Before the first leg, Tom would have feared little from First Division 4th-placed side Ufa, the Bashkir club having only been founded in 2010 and regarded as a shock contender for promotion. Nevertheless, a four-goal demolition job from Dmitri Golubev gave Ufa a 5-1 home win in the first leg, and a 3-1 return defeat could not save Tom. An instant return to the top flight is now a necessity if their long-term future is to be preserved.
14th: Krylya Sovetov Samara
All good things must come to an end, but that does not mean they are expected to. A year ago, Krylya Sovetov, who had never been relegated from the Russian Premier League, comfortably won a play-off to ensure their safety, and with troubled Tom and unheralded Ural coming up, they looked safe to survive once more, particularly after the Anzhi debacle at the start of the campaign.

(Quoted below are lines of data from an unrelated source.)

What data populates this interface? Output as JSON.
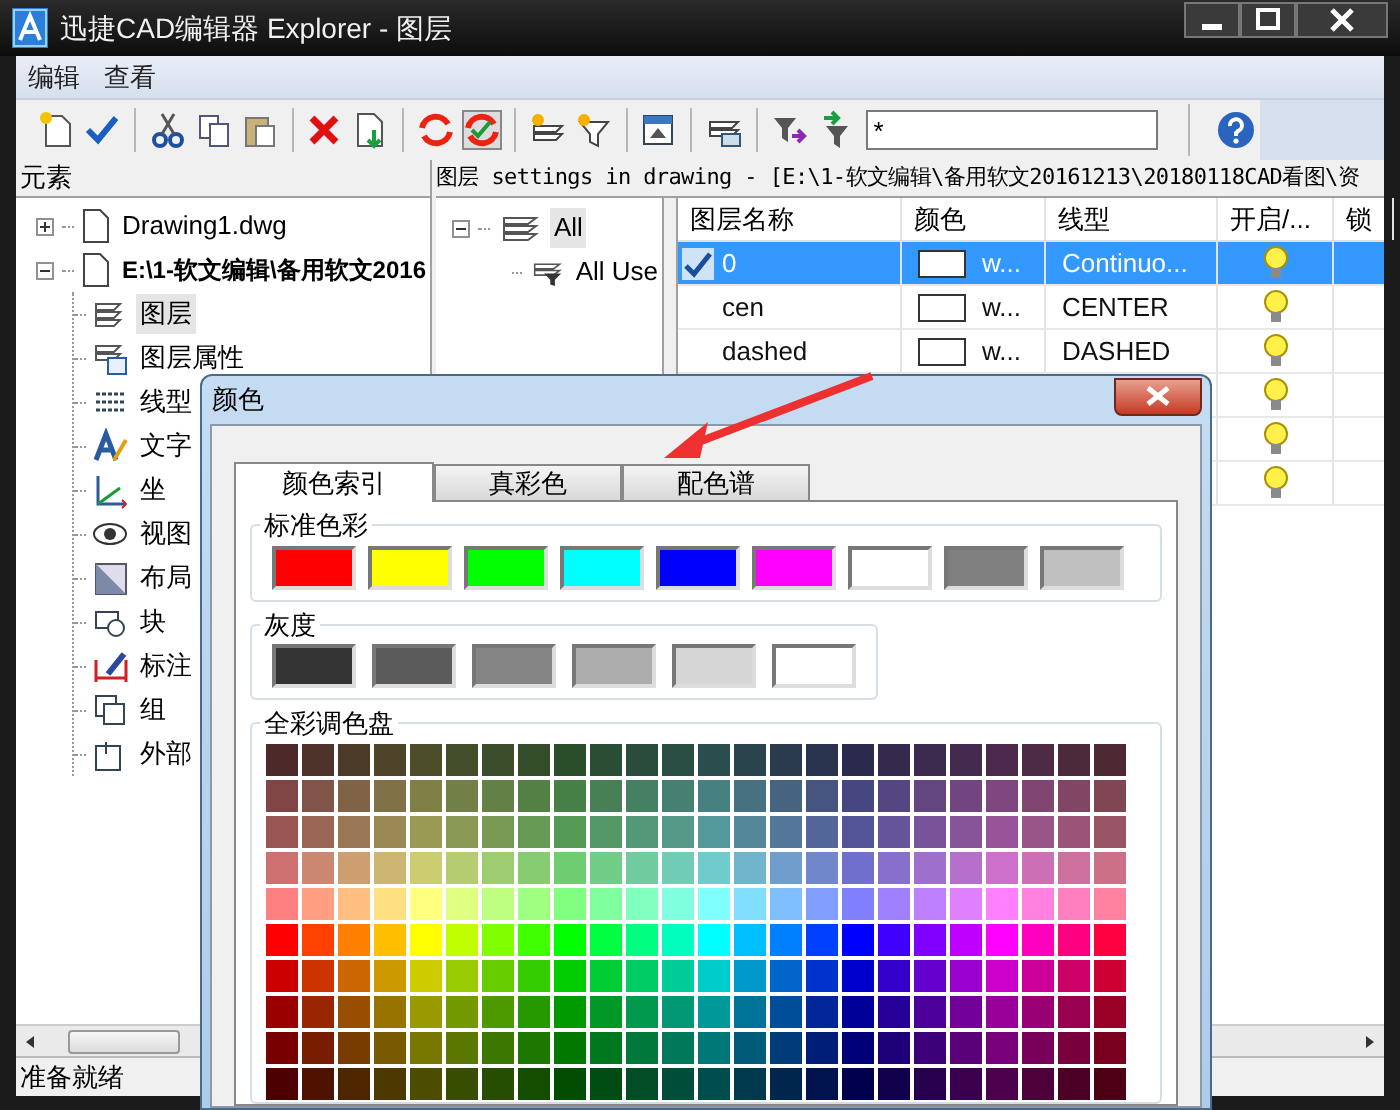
{
  "window": {
    "title": "迅捷CAD编辑器 Explorer - 图层"
  },
  "menu": [
    "编辑",
    "查看"
  ],
  "toolbar": {
    "filter": {
      "value": "*"
    }
  },
  "elements_panel": {
    "title": "元素",
    "tree": [
      {
        "label": "Drawing1.dwg",
        "expanded": false,
        "selected": false
      },
      {
        "label": "E:\\1-软文编辑\\备用软文2016",
        "expanded": true,
        "selected": false,
        "children": [
          {
            "label": "图层",
            "selected": true
          },
          {
            "label": "图层属性",
            "selected": false
          },
          {
            "label": "线型",
            "selected": false
          },
          {
            "label": "文字",
            "selected": false
          },
          {
            "label": "坐",
            "selected": false
          },
          {
            "label": "视图",
            "selected": false
          },
          {
            "label": "布局",
            "selected": false
          },
          {
            "label": "块",
            "selected": false
          },
          {
            "label": "标注",
            "selected": false
          },
          {
            "label": "组",
            "selected": false
          },
          {
            "label": "外部",
            "selected": false
          }
        ]
      }
    ]
  },
  "layer_panel": {
    "header": "图层 settings in drawing - [E:\\1-软文编辑\\备用软文20161213\\20180118CAD看图\\资",
    "filters": [
      {
        "label": "All",
        "expanded": true,
        "selected": true,
        "children": [
          {
            "label": "All Use",
            "selected": false
          }
        ]
      }
    ],
    "table": {
      "columns": [
        "图层名称",
        "颜色",
        "线型",
        "开启/...",
        "锁"
      ],
      "rows": [
        {
          "name": "0",
          "current": true,
          "selected": true,
          "color_name": "w...",
          "linetype": "Continuo...",
          "on": true
        },
        {
          "name": "cen",
          "current": false,
          "selected": false,
          "color_name": "w...",
          "linetype": "CENTER",
          "on": true
        },
        {
          "name": "dashed",
          "current": false,
          "selected": false,
          "color_name": "w...",
          "linetype": "DASHED",
          "on": true
        },
        {
          "selected": false,
          "on": true
        },
        {
          "selected": false,
          "on": true
        },
        {
          "selected": false,
          "on": true
        }
      ]
    }
  },
  "status_bar": "准备就绪",
  "dialog": {
    "title": "颜色",
    "tabs": [
      {
        "label": "颜色索引",
        "selected": true
      },
      {
        "label": "真彩色",
        "selected": false
      },
      {
        "label": "配色谱",
        "selected": false
      }
    ],
    "standard_colors": {
      "label": "标准色彩",
      "swatches": [
        {
          "color": "#ff0000"
        },
        {
          "color": "#ffff00"
        },
        {
          "color": "#00ff00"
        },
        {
          "color": "#00ffff"
        },
        {
          "color": "#0000ff"
        },
        {
          "color": "#ff00ff"
        },
        {
          "color": "#ffffff"
        },
        {
          "color": "#808080"
        },
        {
          "color": "#c0c0c0"
        }
      ]
    },
    "grayscale": {
      "label": "灰度",
      "swatches": [
        {
          "color": "#333333"
        },
        {
          "color": "#5b5b5b"
        },
        {
          "color": "#848484"
        },
        {
          "color": "#adadad"
        },
        {
          "color": "#d6d6d6"
        },
        {
          "color": "#ffffff"
        }
      ]
    },
    "palette": {
      "label": "全彩调色盘"
    }
  }
}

But somewhere along the line, everything went wrong. Their manager, veteran tactician Gadzhi Gadzhiev, left to go back to Anzhi once more, and the wins they needed continued to elude them. Even so, with just 10 games to go Krylya say 10th in relative safety, and relegation seemed unthinkable, particularly as the play-offs had never been won by a second tier club.
But defeat bred defeat, and when Torpedo Moscow arrived for their shot at glory, they smelt Samaran blood. A 2-0 win on ‘home’ soil in Ramenskoye and a goalless draw on the banks of the Volga sent Torpedo up for the first time in years, and the Krylya down for the first time since the USSR still stood. Returning, and indeed surviving, will be a huge test.

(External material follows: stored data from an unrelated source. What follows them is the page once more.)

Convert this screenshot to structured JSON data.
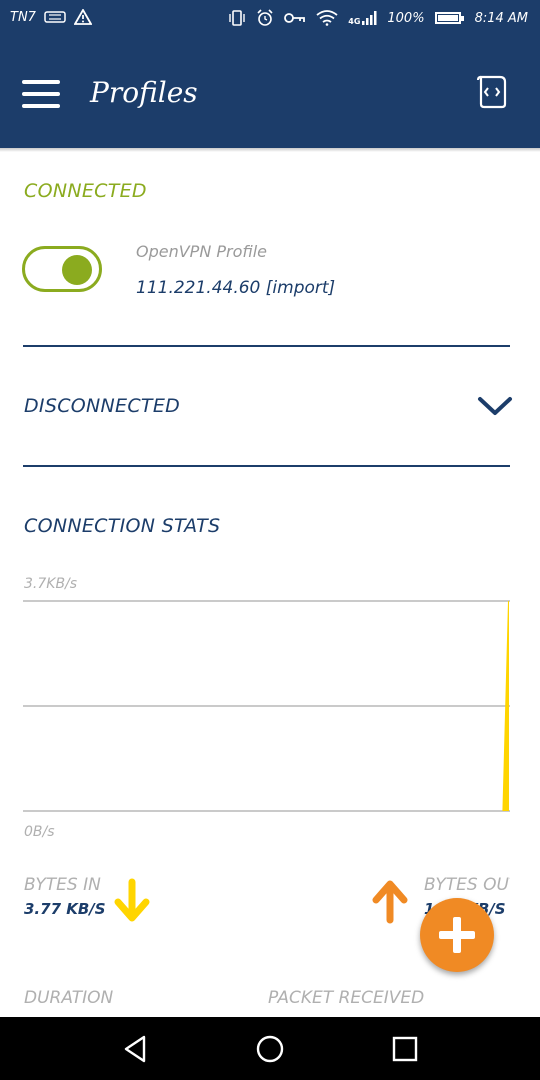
{
  "status_bar": {
    "carrier": "TN7",
    "battery_percent": "100%",
    "time": "8:14 AM",
    "network": "4G",
    "icons": [
      "sim-icon",
      "warning-icon",
      "vibrate-icon",
      "alarm-icon",
      "vpn-key-icon",
      "wifi-icon",
      "signal-icon",
      "battery-icon"
    ]
  },
  "app_bar": {
    "title": "Profiles",
    "menu_icon": "hamburger-menu-icon",
    "action_icon": "code-file-icon"
  },
  "connected_section": {
    "label": "CONNECTED",
    "toggle_on": true,
    "profile_name": "OpenVPN Profile",
    "profile_address": "111.221.44.60 [import]"
  },
  "disconnected_section": {
    "label": "DISCONNECTED",
    "icon": "chevron-down-icon"
  },
  "stats": {
    "label": "CONNECTION STATS",
    "max_label": "3.7KB/s",
    "min_label": "0B/s",
    "bytes_in_label": "BYTES IN",
    "bytes_in_value": "3.77 KB/S",
    "bytes_out_label": "BYTES OUT",
    "bytes_out_value": "1.73 KB/S",
    "duration_label": "DURATION",
    "packet_received_label": "PACKET RECEIVED"
  },
  "chart_data": {
    "type": "area",
    "series": [
      {
        "values": [
          0,
          0,
          0,
          0,
          0,
          0,
          0,
          0,
          0,
          0,
          0,
          0,
          0,
          0,
          0,
          0,
          0,
          0,
          0,
          0,
          0,
          0,
          0,
          0,
          0,
          0,
          0,
          0,
          0,
          0,
          0,
          0,
          0,
          0,
          0,
          0,
          0,
          0,
          0,
          3.77
        ]
      }
    ],
    "ylim": [
      0,
      3.7
    ],
    "grid": true,
    "colors": {
      "fill": "#ffd500",
      "grid": "#b8b8b8"
    }
  },
  "colors": {
    "primary": "#1c3d6a",
    "connected": "#8bab1f",
    "accent_orange": "#f08a24",
    "accent_yellow": "#ffd500"
  },
  "fab": {
    "icon": "plus-icon"
  },
  "nav_bar": {
    "icons": [
      "back-icon",
      "home-icon",
      "recents-icon"
    ]
  }
}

15th: Volga Nizhny Novgorod
In many ways, it is a surprise it has taken this long for Volga to go down – perennial favourites and with an unspectacular squad, in their previous years they have just about managed to stay afloat, even ending the life of their former city rivals in one play-off encounter to keep their heads above the water.
Whereas in past campaigns, managerial chopping and changing has done the trick, this year no magic ingredient was found to get the World Cup host city in the Premier League. Volga started poorly but still managed to pick up a few points, and at the midway point of the season had reached the giddy heights of 9th.
From then on however, things went from bad to worse, and Volga won just one game after the end of October, by which time things were too late. Relegation by eight points was comfortable in the end, painful for the cub’s fans, who largely stayed away, and represent a big challenge if promotion is seriously on the cards for next year. They could struggle.
16th: Anzhi Makhachkala
Nobody predicted this in June. A summer which saw Kerimov’s billions splashed on some of the biggest names in Russian football then turnedsour, with everything from club in-fighting over wages, the owner’s health, and the international potash market blamed for his decision to cut back and start from scratch. Out went the stars, the international coaches, and all hope of a maiden championship.
What few expected was such spectacular failure. No win before the 19th game of the season and numerous defeats to fellow strugglers saw the Dagestani side rooted to the bottom of the table, and even the midseason recruitment of a few experienced heads – Dinyar Bilyaletdinov, Alexander Bukharov and Vladimir Bystrov – could not stop their season become a question of when, rather than if, their relegation would be confirmed.
The drop represents a watershed moment for the Anzhi ‘project.’ Some believe that, out of the spotlight, Kerimov is more likely to provide the investment – and not just in the first team – needed to take Anzhi back into the top flight and along their previous trajectory. Others see it as the death of a dream. Personally, I am optimistic for Anzhi’s future, but the road back will not be easy – they will be a marked club in the lower league, and will not have things their own way.